Re-running review cycle <cycle+1>.

5. Loop — increment cycle, return to Step A. No pause, no confirmation.

If cycle 10 is reached without full approval

Stop. Report:

⚠️ Reached 10 review/fix cycles — remaining open concerns:

<list per-persona concerns still open>

PR: <url>
Worktree: <path>

How would you like to proceed? Options: continue manually, merge as-is, close.

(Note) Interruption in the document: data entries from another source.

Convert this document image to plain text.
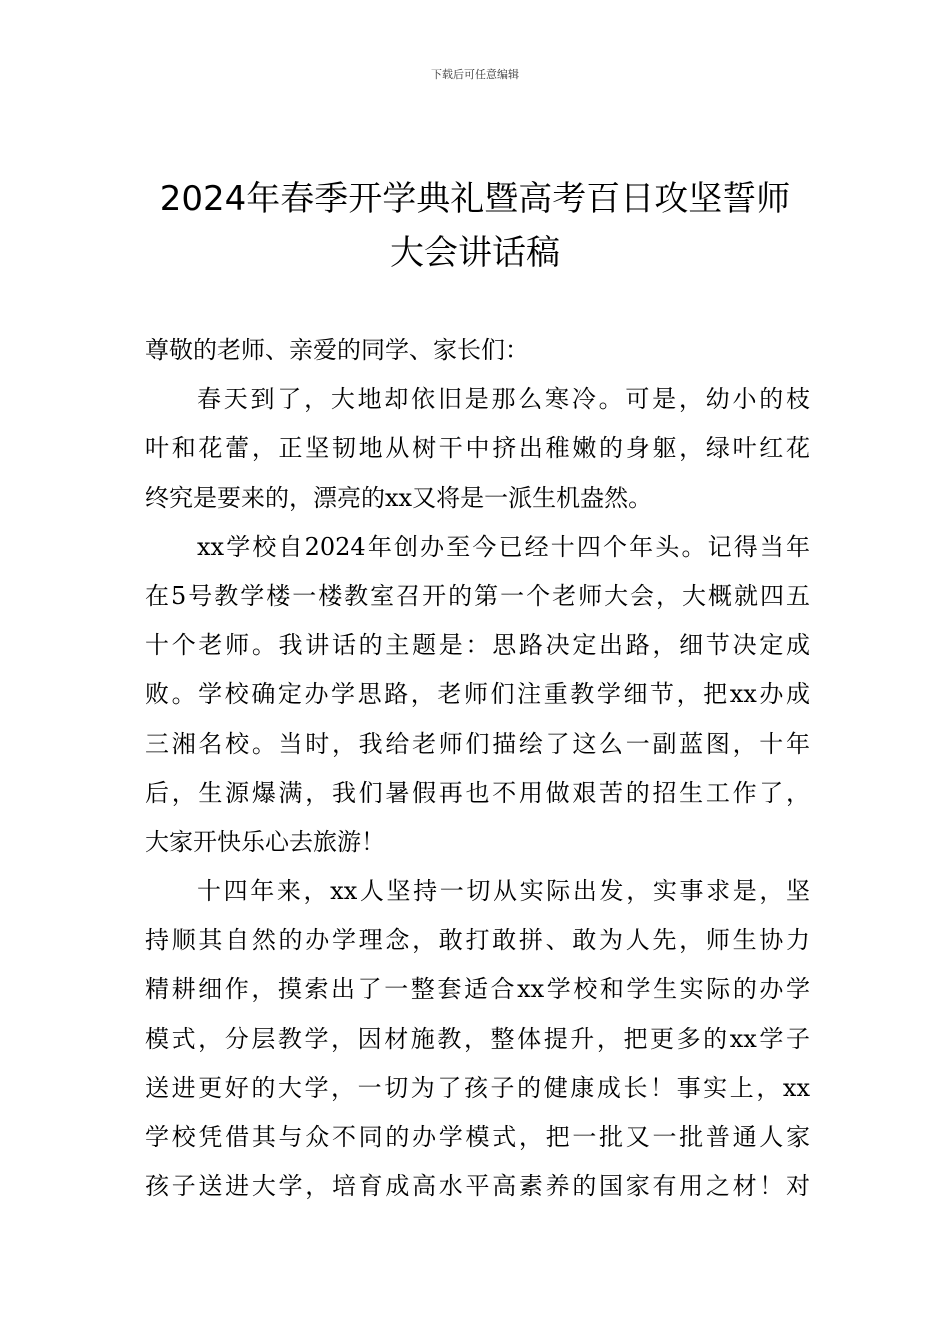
下载后可任意编辑
2024年春季开学典礼暨高考百日攻坚誓师
大会讲话稿
尊敬的老师、亲爱的同学、家长们：
春天到了，大地却依旧是那么寒冷。可是，幼小的枝
叶和花蕾，正坚韧地从树干中挤出稚嫩的身躯，绿叶红花
终究是要来的，漂亮的xx又将是一派生机盎然。
xx学校自2024年创办至今已经十四个年头。记得当年
在5号教学楼一楼教室召开的第一个老师大会，大概就四五
十个老师。我讲话的主题是：思路决定出路，细节决定成
败。学校确定办学思路，老师们注重教学细节，把xx办成
三湘名校。当时，我给老师们描绘了这么一副蓝图，十年
后，生源爆满，我们暑假再也不用做艰苦的招生工作了，
大家开快乐心去旅游！
十四年来，xx人坚持一切从实际出发，实事求是，坚
持顺其自然的办学理念，敢打敢拼、敢为人先，师生协力
精耕细作，摸索出了一整套适合xx学校和学生实际的办学
模式，分层教学，因材施教，整体提升，把更多的xx学子
送进更好的大学，一切为了孩子的健康成长！事实上，xx
学校凭借其与众不同的办学模式，把一批又一批普通人家
孩子送进大学，培育成高水平高素养的国家有用之材！对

Let the user decide. Do not make this decision autonomously.


Phase 8 — Final Report

All six personas approved. Report:

✅ Delivery complete — PR #<index> fully approved

Cycles: <cycle - 1> review/fix round(s)
PR:       http://heim-nas:3005/marcel/familienarchiv/pulls/<index>
Worktree: /home/marcel/Desktop/familienarchiv-issue-<N>
Branch:   feat/issue-<N>-<slug>

Ready for manual merge.

Do not merge the PR automatically — merge is the user's final gate.


Operating Notes

  • Two human checkpoints, nothing else. Phase 2 (walk-through) and Phase 5 (plan approval). Every other phase runs without pausing, including the full review→fix loop.
  • Genuine blockers pause the flow. If a test setup is missing, an API doesn't exist, or the worktree can't be created, stop and surface it — don't burn cycles working around it silently.
  • Worktree isolation means other work continues. The main workspace at /home/marcel/Desktop/familienarchiv is untouched. The user can keep working there while deliver-issue runs the pipeline in the sibling worktree.
  • Posting side effects are real. Phase 0 posts six comments to Gitea. Phase 3 posts the resolutions comment. Phase 6 opens a PR. Each review cycle posts six review comments plus one summary comment. Don't run this skill on an issue you're still drafting.
  • If the user interrupts mid-loop, honor it. Stop where you are and let them redirect.